Travaillez-vous selon vos valeurs ? La profession, cette spécialisation, cette monoculture du travail vous convient-elle ? Est-ce vraiment ce que vous avez toujours voulu faire ou est-ce, faute de mieux ? Quelques éléments de réponses pour se remettre en question et remettre à plat cette culture du travail dans laquelle nous vivons…
Si un jour on te reproche que ton travail n’est pas un travail de professionnel, dis-toi bien que des amateurs ont construit l’arche de Noé et des professionnels le Titanic ! »
Cela commence avec cette note humoristique et se poursuit avec cet échange sur les réseaux sociaux :
– Comme quoi la professionnalisation, il y a à redire.
– Oui, et l’époque actuelle ne favorise pas beaucoup l’artisanat, et certaines professions disparaissent au profit de la grande distribution. C’est dramatique.

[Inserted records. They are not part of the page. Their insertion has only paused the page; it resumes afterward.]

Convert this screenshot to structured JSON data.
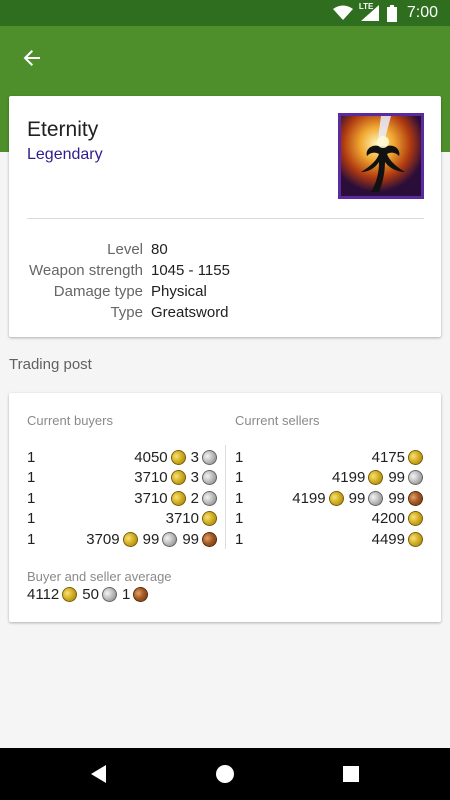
{
  "status_bar": {
    "time": "7:00",
    "network_label": "LTE",
    "icons": [
      "wifi-icon",
      "cellular-icon",
      "battery-icon"
    ]
  },
  "app_bar": {
    "color": "#4f8f2b",
    "status_color": "#2e6e1e",
    "back_icon": "arrow-back-icon"
  },
  "item": {
    "name": "Eternity",
    "rarity": "Legendary",
    "rarity_color": "#2f1d8c",
    "icon": "eternity-weapon-icon",
    "stats": [
      {
        "label": "Level",
        "value": "80"
      },
      {
        "label": "Weapon strength",
        "value": "1045 - 1155"
      },
      {
        "label": "Damage type",
        "value": "Physical"
      },
      {
        "label": "Type",
        "value": "Greatsword"
      }
    ]
  },
  "trading_post": {
    "title": "Trading post",
    "buyers_header": "Current buyers",
    "sellers_header": "Current sellers",
    "buyers": [
      {
        "qty": "1",
        "gold": "4050",
        "silver": "3",
        "copper": null
      },
      {
        "qty": "1",
        "gold": "3710",
        "silver": "3",
        "copper": null
      },
      {
        "qty": "1",
        "gold": "3710",
        "silver": "2",
        "copper": null
      },
      {
        "qty": "1",
        "gold": "3710",
        "silver": null,
        "copper": null
      },
      {
        "qty": "1",
        "gold": "3709",
        "silver": "99",
        "copper": "99"
      }
    ],
    "sellers": [
      {
        "qty": "1",
        "gold": "4175",
        "silver": null,
        "copper": null
      },
      {
        "qty": "1",
        "gold": "4199",
        "silver": "99",
        "copper": null
      },
      {
        "qty": "1",
        "gold": "4199",
        "silver": "99",
        "copper": "99"
      },
      {
        "qty": "1",
        "gold": "4200",
        "silver": null,
        "copper": null
      },
      {
        "qty": "1",
        "gold": "4499",
        "silver": null,
        "copper": null
      }
    ],
    "average_label": "Buyer and seller average",
    "average": {
      "gold": "4112",
      "silver": "50",
      "copper": "1"
    }
  },
  "nav_bar": {
    "buttons": [
      "back-triangle-icon",
      "home-circle-icon",
      "recents-square-icon"
    ]
  }
}
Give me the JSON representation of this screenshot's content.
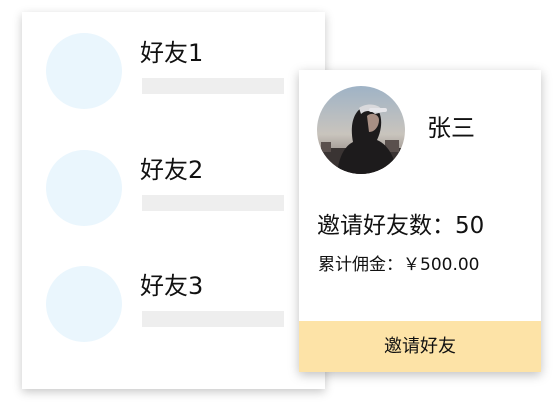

– Certes, mais ce que nous nommons aujourd’hui l’artisanat est déjà une professionnalisation. Par exemple, au Moyen Age, nombre de confréries sont nées pour défendre telle ou telle autre profession au détriment d’autres, plus généralistes. Et donc en tant que telles, jugées incompétentes. Ce qui à mes yeux est une foutaise et représente le début de la folie dans laquelle nous sommes aujourd’hui.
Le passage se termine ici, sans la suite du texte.